Lesson #7: salads can fill you up
I would always eat salads as just lettuce, cucumber, some carrot, and a dressing. THAT never filled me up. I learned that by loading it with olives, avocado, peppers, chickpeas, spinach, snap peas, AND especially lean grilled meat with an olive oil and vinegar based dressings with some pepper can keep me full for a LONG time. And this isn't some small salad. This is a BIG salad! Now finding variety in these salads is the trick.
Lesson #8: Paleo is too restrictive
I get the paleo diet (no grains or dairy or beans). The diet totally makes sense but I find it too restrictive for my food pallet. I LIKE the taste of bread. I am not a pro triathlete. I am an amateur and this is my hobby. Yes, I always want to get better and leaner, but I still gotta live! Booze is not a bad thing. I LIKE the taste of alcohol. I am not going to become a monk and deny myself these wonderful things in the world. Just don't go too crazy with it, right?

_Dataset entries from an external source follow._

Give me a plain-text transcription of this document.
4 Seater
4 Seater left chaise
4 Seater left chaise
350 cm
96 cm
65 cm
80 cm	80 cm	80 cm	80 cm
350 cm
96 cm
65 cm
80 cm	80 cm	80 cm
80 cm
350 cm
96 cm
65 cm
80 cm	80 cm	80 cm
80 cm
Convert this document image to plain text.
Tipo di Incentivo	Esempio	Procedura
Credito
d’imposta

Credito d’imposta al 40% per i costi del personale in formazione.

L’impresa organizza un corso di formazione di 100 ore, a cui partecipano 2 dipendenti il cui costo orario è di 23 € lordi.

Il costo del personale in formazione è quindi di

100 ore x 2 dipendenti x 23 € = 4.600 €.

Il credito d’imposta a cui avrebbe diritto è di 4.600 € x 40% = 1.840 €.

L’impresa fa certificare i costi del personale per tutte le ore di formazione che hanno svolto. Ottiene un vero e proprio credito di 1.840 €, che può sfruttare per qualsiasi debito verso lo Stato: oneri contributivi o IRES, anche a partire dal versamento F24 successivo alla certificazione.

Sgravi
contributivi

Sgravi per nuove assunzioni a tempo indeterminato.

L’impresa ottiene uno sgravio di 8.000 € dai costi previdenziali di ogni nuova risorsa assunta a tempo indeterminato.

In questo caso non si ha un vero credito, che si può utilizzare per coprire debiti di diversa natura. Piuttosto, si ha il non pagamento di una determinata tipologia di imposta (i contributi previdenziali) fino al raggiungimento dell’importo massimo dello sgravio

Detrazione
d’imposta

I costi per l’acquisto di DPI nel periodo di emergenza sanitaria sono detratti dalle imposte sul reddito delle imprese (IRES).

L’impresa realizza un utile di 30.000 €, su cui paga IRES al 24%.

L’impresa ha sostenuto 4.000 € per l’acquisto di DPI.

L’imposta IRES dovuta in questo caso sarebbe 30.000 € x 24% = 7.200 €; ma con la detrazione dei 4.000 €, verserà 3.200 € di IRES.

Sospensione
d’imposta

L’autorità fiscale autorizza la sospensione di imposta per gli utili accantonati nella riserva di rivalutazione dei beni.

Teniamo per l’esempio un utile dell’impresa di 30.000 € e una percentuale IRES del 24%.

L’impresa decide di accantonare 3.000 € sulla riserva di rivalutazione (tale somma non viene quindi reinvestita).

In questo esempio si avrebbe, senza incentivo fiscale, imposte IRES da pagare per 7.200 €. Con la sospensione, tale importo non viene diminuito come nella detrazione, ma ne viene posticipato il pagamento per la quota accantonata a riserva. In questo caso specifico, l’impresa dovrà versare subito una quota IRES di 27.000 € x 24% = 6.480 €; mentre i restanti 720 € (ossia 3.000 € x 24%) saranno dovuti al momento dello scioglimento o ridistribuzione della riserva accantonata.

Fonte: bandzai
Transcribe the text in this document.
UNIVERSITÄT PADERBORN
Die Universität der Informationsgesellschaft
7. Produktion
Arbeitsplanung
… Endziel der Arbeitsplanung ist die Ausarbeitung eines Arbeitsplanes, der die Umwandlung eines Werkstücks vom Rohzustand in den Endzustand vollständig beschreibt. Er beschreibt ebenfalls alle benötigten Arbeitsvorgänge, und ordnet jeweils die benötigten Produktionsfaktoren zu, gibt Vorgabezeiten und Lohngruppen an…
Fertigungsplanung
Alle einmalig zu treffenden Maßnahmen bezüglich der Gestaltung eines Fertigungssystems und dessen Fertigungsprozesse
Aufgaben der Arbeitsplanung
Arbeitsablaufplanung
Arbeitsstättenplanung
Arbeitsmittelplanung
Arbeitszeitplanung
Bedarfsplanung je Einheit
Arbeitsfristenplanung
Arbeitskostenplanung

Lesson #9: Water is a cool trick
Water was my saving grace. I had to drink 100 oz a day. The first few days I was running to the bathroom every 15 mins. By day 5 I wasn't sure if I was drinking enough. Sure enough I was, but not peeing as often and still felt thirsty. Truest me, it still left my body, but drinking 100 oz a day is not a hard thing and does wonders for your energy levels. It kept me balanced! Drinking water during meals, and especially after meals "finished" off my stomach. It tricked my stomach into thinking it was fuller than it really was. This helped turn down the hunger monsters and allow me to eat less.
Lesson #10: salt turns you into a sponge
Can't remember which day it was, but I was adding salt to everything. And I was drinking 100 oz of water. Let's just say I kept drinking but I wasn't peeing like I should have. I felt so bloated! The extra salt that I had made my body retain all of that water.
Foods that really got me through this diet:
- apples and peanut butter (#1 snack!)
- grapefruit and oranges (can't get enough of em!)
- berries....blueberries, blackberries, and ESPECIALLY cherries!
- almonds and peanut butter
- roasted asparagus and roasted green beans
- olives (oh how I LOVE thee!)
- grilled sirloin steak
I would recommend this cleanse. I would say 10 days is probably enough. 14 and you are not only going crazy but also eating out with others can be a bit restrictive. I learned that I need to drink more water and to limit my refined carbs to pre workout fuel only. This will satiate my appetite for this food group. Eating grilled lean meat and roasted or steamed veggies will become my usual dinner. This does provide enough energy for the next morning, just not that night. Takes a bit longer for green beans to make it to the muscles @ glycogen.
This was a great jump start to the season.